O Sindicato dos Metroviários de São Paulo convoca assembleia para esta terça-feira (12) a partir das 18h a fim de decidir sobre uma greve prevista para começar à zero hora de quarta-feira (13). A mobilização pode afetar as linhas 1-Azul, 2-Verde, 3-Vermelha e 15-Prata. A categoria reclama reajuste salarial, implementação de novos concursos e melhorias nos benefícios após anos de negociações travadas pela empresa e pela gestão estadual.
Os metroviários denunciam a falta de propostas substantivas do Metrô e do governo estadual. Conforme nota do sindicato, a paralisação pode ser evitada se ambas as instituições abandonarem a intransigência e atenderem às demandas dos trabalhadores. A assembleia ocorrerá na sede da entidade, no bairro do Belém, zona leste, com transmissão ao vivo pelo canal dos Metroviários no YouTube.

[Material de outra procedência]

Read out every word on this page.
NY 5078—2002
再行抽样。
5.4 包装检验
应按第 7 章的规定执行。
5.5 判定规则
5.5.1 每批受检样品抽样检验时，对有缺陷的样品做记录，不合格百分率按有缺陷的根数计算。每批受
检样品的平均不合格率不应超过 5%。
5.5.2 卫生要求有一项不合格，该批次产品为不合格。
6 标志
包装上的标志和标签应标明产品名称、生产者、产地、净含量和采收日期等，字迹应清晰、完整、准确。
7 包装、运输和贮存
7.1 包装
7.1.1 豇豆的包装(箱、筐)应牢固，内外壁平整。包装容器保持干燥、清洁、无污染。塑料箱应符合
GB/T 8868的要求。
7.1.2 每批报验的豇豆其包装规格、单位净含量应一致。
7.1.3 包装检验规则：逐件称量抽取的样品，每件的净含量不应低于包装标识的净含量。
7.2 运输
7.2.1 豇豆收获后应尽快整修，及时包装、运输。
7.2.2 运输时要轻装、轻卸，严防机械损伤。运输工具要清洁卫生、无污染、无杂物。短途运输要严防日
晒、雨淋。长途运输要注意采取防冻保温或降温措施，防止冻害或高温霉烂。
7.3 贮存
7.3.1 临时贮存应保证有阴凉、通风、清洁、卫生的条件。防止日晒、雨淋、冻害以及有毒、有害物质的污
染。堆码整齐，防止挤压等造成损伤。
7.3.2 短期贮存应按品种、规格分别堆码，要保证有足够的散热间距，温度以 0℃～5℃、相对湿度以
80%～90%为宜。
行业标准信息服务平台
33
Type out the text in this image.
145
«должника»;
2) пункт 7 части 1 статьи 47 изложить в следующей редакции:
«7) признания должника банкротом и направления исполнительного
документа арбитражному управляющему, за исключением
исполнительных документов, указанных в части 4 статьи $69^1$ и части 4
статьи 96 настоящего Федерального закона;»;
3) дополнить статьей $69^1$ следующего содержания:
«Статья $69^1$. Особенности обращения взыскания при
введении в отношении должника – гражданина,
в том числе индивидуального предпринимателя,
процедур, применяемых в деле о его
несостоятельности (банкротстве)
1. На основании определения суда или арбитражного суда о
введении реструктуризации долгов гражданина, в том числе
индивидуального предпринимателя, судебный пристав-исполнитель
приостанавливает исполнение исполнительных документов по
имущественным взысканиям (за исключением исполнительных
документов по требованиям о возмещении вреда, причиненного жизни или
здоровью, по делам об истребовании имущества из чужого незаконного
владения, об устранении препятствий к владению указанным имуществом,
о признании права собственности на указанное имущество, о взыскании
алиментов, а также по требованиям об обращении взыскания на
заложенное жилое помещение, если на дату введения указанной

Quadro reduzido à metade em uma década
O número de funcionários do Metrô caiu drasticamente nos últimos dez anos. Hoje a companhia conta com 5.663 servidores em operação dos trens, atendimento, segurança pública, manutenção e administração. Essa redução de aproximadamente 50% gerou sobrecarga nos processos operacionais e comprometeu a qualidade do serviço.
A secretária de comunicação da categoria, Camila Lisboa, ressalta que a falta de reposição de pessoal prejudica diretamente a manutenção das linhas e a segurança dos usuários. Para o sindicato, abrir novos concursos públicos é uma exigência não negociável nesta campanha. Sem contratações, a deterioração do sistema tende a continuar, segundo a avaliação dos metroviários sobre a conjuntura atual.
Pauta econômica travada nas negociações
A categoria reivindica apresentação de proposta econômica que inclua reajuste salarial e Participação nos Resultados. Até o momento, a empresa não apresentou índices que atendam às necessidades dos trabalhadores. Esse impasse principal tem bloqueado o avanço das conversas entre sindicato e direção.
Além da questão remuneratória, os metroviários colocam na pauta:
- Melhorias substanciais no plano de saúde
- Implementação efetiva do plano de carreira
- Reposição do quadro mediante concursos públicos
- Investimentos em segurança e manutenção das estações
- Combate à precarização dos benefícios sociais
A entidade sindical argumenta que a sucateamento do transporte e a redução de benefícios refletem uma política que privilegia a transferência de recursos para o setor privado em prejuízo dos servidores e usuários. Essa orientação de gestão, segundo os metroviários, não é sustentável para um serviço público de massa como o Metrô.
Privatização como pano de fundo da mobilização
O movimento dos metroviários também se manifesta contra projetos de privatização e concessão de linhas estatais. Para a categoria, a entrega do sistema à iniciativa privada agravaria ainda mais a falta de investimentos e encareceria o transporte para a população. Essa questão estrutural permeia toda a pauta de reivindicações e reflete a polarização política sobre o futuro do transporte metropolitano.
Os trabalhadores apontam que governos anteriores e a atual gestão estadual têm se recusado a dialogar de forma efetiva sobre cláusulas sociais e econômicas de longo prazo. Sem um compromisso genuíno com a manutenção do serviço público de qualidade, afirmam os metroviários, a paralisação torna-se o último recurso disponível.
Contexto da Campanha Salarial 2026
A assembleia desta terça insere-se na Campanha Salarial 2026 da categoria. Trata-se de um movimento anual de negociação que busca reposicionar os salários dos metroviários face à inflação acumulada e às perdas reais do poder de compra dos trabalhadores. Em anos anteriores, a empresa tem oferecido reajustes aquém da inflação oficial, resultando em erosão permanente dos rendimentos.
O sindicato sustenta que as demandas colocadas não são excessivas, mas correspondentes à realidade econômica e aos custos de vida na região metropolitana. A falta de resposta concreta da empresa tem alimentado a disposição dos trabalhadores em deflagrar a greve.
Impacto esperado nas linhas
Caso aprovada, a paralisação será total nas quatro linhas mencionadas. Passageiros que dependem do transporte para trabalho, estudo e acesso a serviços enfrentarão dificuldades significativas. Não há indicação de operação em horários parciais ou em escala reduzida durante a greve.
A última vez que metroviários realizaram greve de longa duração foi em 2019, quando o setor também reivindicava reajustes salariais e benefícios. Àquela ocasião, o movimento durou quatro dias e gerou impacto considerável na mobilidade urbana de São Paulo.